Las cifras de la policía subrayan la magnitud del problema. Entre 2023 y agosto de 2025, las estafas de comercio electrónico realizadas a través de Facebook, Instagram y WhatsApp costaron a los malasios más de 248 millones de ringgits (52,7 millones de dólares). Las autoridades informaron de 18.128 casos, muchos de ellos relacionados con ventas fraudulentas en línea.
Los funcionarios sostienen que una cooperación más sólida y rápida por parte de Meta es esencial para reducir esas pérdidas. Aunque la compañía ha prometido mejorar su respuesta, los líderes malasios dicen que los resultados concretos siguen sin aparecer.
Reunión programada desde la semana pasada
El asunto fue tema de una reunión de alto nivel en la que participaron representantes de Meta, la Comisión de Comunicaciones y Multimedia de Malasia (MCMC), el Departamento de Investigación Criminal de la policía, el Departamento de Investigación de Delitos Comerciales y varios ministerios.
Las discusiones fueron más allá de las estafas y el juego para incluir otro tipo de contenido dañino, en particular material relacionado con la raza, la religión y la realeza (temas 3R), que las autoridades temen que puedan amenazar la armonía social. También se plantearon preocupaciones sobre la venta en línea de cigarrillos electrónicos con drogas, otro problema que se ha extendido en las plataformas de Meta.
Se intensifica la ofensiva del Gobierno
El Gobierno sostiene que el desafío va más allá de Meta, señalando la lucha más amplia por garantizar que las grandes tecnológicas respeten las normativas nacionales. Los funcionarios advirtieron que las acciones tardías o incompletas corren el riesgo de socavar las políticas de ciberseguridad de Malasia.
Además, la MCMC informó de que se eliminaron más de 558.000 piezas de contenido ilegal entre enero de 2022 y agosto de 2025. La mayoría estaban relacionadas con el juego ilegal y el fraude online, perseguidos bajo la Ley de Comunicaciones y Multimedia de 1998 en cooperación con la policía y los reguladores.
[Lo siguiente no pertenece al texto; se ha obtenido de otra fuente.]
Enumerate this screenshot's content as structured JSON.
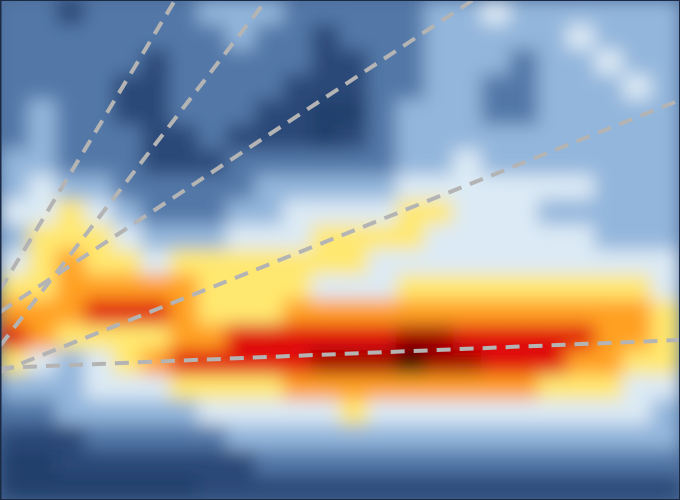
{
  "chart_data": {
    "type": "heatmap",
    "x": [
      0.5,
      1.5,
      2.5,
      3.5,
      4.5,
      5.5,
      6.5,
      7.5,
      8.5,
      9.5,
      10.5,
      11.5,
      12.5,
      13.5,
      14.5,
      15.5,
      16.5,
      17.5,
      18.5,
      19.5,
      20.5,
      21.5,
      22.5,
      23.5
    ],
    "y": [
      19.5,
      18.5,
      17.5,
      16.5,
      15.5,
      14.5,
      13.5,
      12.5,
      11.5,
      10.5,
      9.5,
      8.5,
      7.5,
      6.5,
      5.5,
      4.5,
      3.5,
      2.5,
      1.5,
      0.5
    ],
    "z": [
      [
        3,
        3,
        2,
        3,
        3,
        3,
        3,
        4,
        4,
        4,
        3,
        3,
        3,
        3,
        3,
        4,
        4,
        5,
        4,
        4,
        4,
        4,
        4,
        4
      ],
      [
        3,
        3,
        3,
        3,
        3,
        3,
        3,
        3,
        4,
        3,
        3,
        2,
        3,
        3,
        3,
        4,
        4,
        4,
        4,
        4,
        5,
        4,
        4,
        4
      ],
      [
        3,
        3,
        3,
        3,
        3,
        2,
        3,
        3,
        3,
        3,
        3,
        2,
        2,
        3,
        3,
        4,
        4,
        4,
        3,
        4,
        4,
        5,
        4,
        4
      ],
      [
        3,
        3,
        3,
        3,
        2,
        2,
        3,
        3,
        3,
        3,
        2,
        2,
        2,
        3,
        3,
        4,
        4,
        3,
        3,
        4,
        4,
        4,
        5,
        4
      ],
      [
        3,
        4,
        3,
        3,
        2,
        2,
        3,
        3,
        3,
        2,
        2,
        1,
        1,
        3,
        4,
        4,
        4,
        3,
        3,
        4,
        4,
        4,
        4,
        4
      ],
      [
        3,
        4,
        3,
        3,
        3,
        2,
        2,
        3,
        2,
        2,
        2,
        1,
        2,
        3,
        4,
        4,
        4,
        4,
        4,
        4,
        4,
        4,
        4,
        4
      ],
      [
        4,
        4,
        3,
        3,
        3,
        2,
        2,
        2,
        3,
        3,
        3,
        3,
        3,
        3,
        4,
        4,
        5,
        4,
        4,
        4,
        4,
        4,
        4,
        4
      ],
      [
        4,
        5,
        4,
        4,
        3,
        3,
        3,
        3,
        3,
        4,
        4,
        4,
        4,
        4,
        5,
        5,
        5,
        5,
        5,
        5,
        5,
        4,
        4,
        4
      ],
      [
        5,
        5,
        6,
        5,
        4,
        3,
        3,
        3,
        4,
        4,
        5,
        5,
        5,
        5,
        6,
        6,
        5,
        5,
        5,
        4,
        4,
        4,
        4,
        4
      ],
      [
        4,
        6,
        6,
        6,
        5,
        4,
        4,
        4,
        5,
        5,
        5,
        6,
        6,
        6,
        6,
        5,
        5,
        5,
        5,
        5,
        5,
        4,
        4,
        4
      ],
      [
        5,
        6,
        7,
        6,
        6,
        5,
        6,
        6,
        6,
        6,
        6,
        6,
        6,
        5,
        5,
        5,
        5,
        5,
        5,
        5,
        5,
        5,
        5,
        5
      ],
      [
        6,
        6,
        7,
        7,
        7,
        7,
        7,
        6,
        6,
        6,
        6,
        5,
        5,
        5,
        6,
        6,
        6,
        6,
        6,
        6,
        6,
        6,
        6,
        5
      ],
      [
        7,
        7,
        7,
        8,
        8,
        8,
        7,
        6,
        6,
        6,
        7,
        7,
        7,
        7,
        7,
        7,
        7,
        7,
        7,
        7,
        7,
        7,
        7,
        6
      ],
      [
        8,
        7,
        6,
        6,
        6,
        6,
        7,
        7,
        8,
        8,
        8,
        8,
        8,
        8,
        9,
        9,
        8,
        8,
        8,
        8,
        8,
        7,
        7,
        6
      ],
      [
        6,
        5,
        4,
        5,
        6,
        7,
        8,
        8,
        8,
        8,
        8,
        9,
        9,
        9,
        10,
        9,
        9,
        8,
        8,
        8,
        7,
        7,
        6,
        6
      ],
      [
        4,
        4,
        4,
        5,
        5,
        5,
        6,
        6,
        6,
        6,
        7,
        7,
        7,
        7,
        7,
        7,
        7,
        7,
        7,
        6,
        6,
        6,
        5,
        5
      ],
      [
        3,
        3,
        4,
        4,
        4,
        4,
        4,
        5,
        5,
        5,
        5,
        5,
        6,
        5,
        5,
        5,
        5,
        5,
        5,
        5,
        5,
        5,
        5,
        4
      ],
      [
        2,
        2,
        2,
        3,
        3,
        3,
        3,
        3,
        4,
        4,
        4,
        4,
        4,
        4,
        4,
        4,
        4,
        4,
        4,
        4,
        4,
        4,
        4,
        4
      ],
      [
        1,
        1,
        2,
        2,
        2,
        2,
        2,
        2,
        2,
        3,
        3,
        3,
        3,
        3,
        3,
        3,
        3,
        3,
        3,
        3,
        3,
        3,
        3,
        3
      ],
      [
        1,
        1,
        1,
        1,
        1,
        1,
        1,
        2,
        2,
        2,
        2,
        2,
        2,
        2,
        2,
        2,
        2,
        2,
        2,
        2,
        2,
        2,
        2,
        2
      ]
    ],
    "xlim": [
      0,
      24
    ],
    "ylim": [
      0,
      20
    ],
    "tick_labels": false,
    "colorbar": {
      "range": [
        0,
        10
      ]
    },
    "series": [
      {
        "type": "line",
        "line_style": "dashed",
        "color": "#b4b4b4",
        "x": [
          0,
          24
        ],
        "y": [
          5.28,
          6.4
        ]
      },
      {
        "type": "line",
        "line_style": "dashed",
        "color": "#b4b4b4",
        "x": [
          0,
          24
        ],
        "y": [
          5.12,
          16.0
        ]
      },
      {
        "type": "line",
        "line_style": "dashed",
        "color": "#b4b4b4",
        "x": [
          0,
          16.7
        ],
        "y": [
          7.52,
          20
        ]
      },
      {
        "type": "line",
        "line_style": "dashed",
        "color": "#b4b4b4",
        "x": [
          0,
          9.4
        ],
        "y": [
          6.16,
          20
        ]
      },
      {
        "type": "line",
        "line_style": "dashed",
        "color": "#b4b4b4",
        "x": [
          0,
          6.18
        ],
        "y": [
          8.4,
          20
        ]
      }
    ]
  }
}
El juego online, en particular, sigue siendo un problema grave. Mientras que el juego legal está limitado a loterías autorizadas, carreras de caballos y el casino Resorts World Genting, todas las formas de juego en línea están prohibidas en Malasia. Las autoridades afirman que los operadores ilegales explotan vacíos legales para llegar a los consumidores, utilizando a menudo las redes sociales como puerta de entrada.
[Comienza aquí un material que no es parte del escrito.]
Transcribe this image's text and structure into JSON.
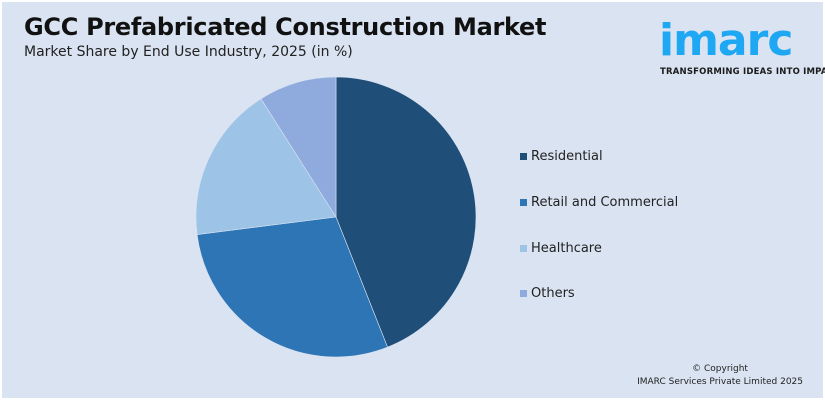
{
  "header": {
    "title": "GCC Prefabricated Construction Market",
    "subtitle": "Market Share by End Use Industry, 2025 (in %)"
  },
  "logo": {
    "word": "imarc",
    "tagline": "TRANSFORMING IDEAS INTO IMPACT",
    "color": "#1ea7f2"
  },
  "footer": {
    "line1": "© Copyright",
    "line2": "IMARC Services Private Limited 2025"
  },
  "legend": [
    {
      "label": "Residential",
      "color": "#1f4e79"
    },
    {
      "label": "Retail and Commercial",
      "color": "#2e75b6"
    },
    {
      "label": "Healthcare",
      "color": "#9dc3e6"
    },
    {
      "label": "Others",
      "color": "#8faadc"
    }
  ],
  "chart_data": {
    "type": "pie",
    "title": "GCC Prefabricated Construction Market",
    "subtitle": "Market Share by End Use Industry, 2025 (in %)",
    "categories": [
      "Residential",
      "Retail and Commercial",
      "Healthcare",
      "Others"
    ],
    "values": [
      44,
      29,
      18,
      9
    ],
    "colors": [
      "#1f4e79",
      "#2e75b6",
      "#9dc3e6",
      "#8faadc"
    ],
    "start_angle": "12 o'clock, clockwise",
    "legend_position": "right",
    "data_labels": false
  }
}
Nuevo código de conducta para las redes sociales
Para reforzar las protecciones digitales, Malasia ha introducido un nuevo Código de Conducta y ahora exige a las redes sociales que obtengan una licencia de Proveedor de Servicios de Aplicaciones. También se ha lanzado la Campaña de Internet Seguro para concienciar sobre el acceso digital adecuado a cada edad y las amenazas cibernéticas, con especial atención a la protección de los menores en línea.
Para Malasia, el mensaje a Meta es claro: la plataforma debe actuar de forma más decidida y responsable. Los funcionarios insisten en que solo con salvaguardias más sólidas y eliminaciones más rápidas el país podrá evitar estafas, proteger a los usuarios y garantizar la estabilidad social en una era cada vez más digital.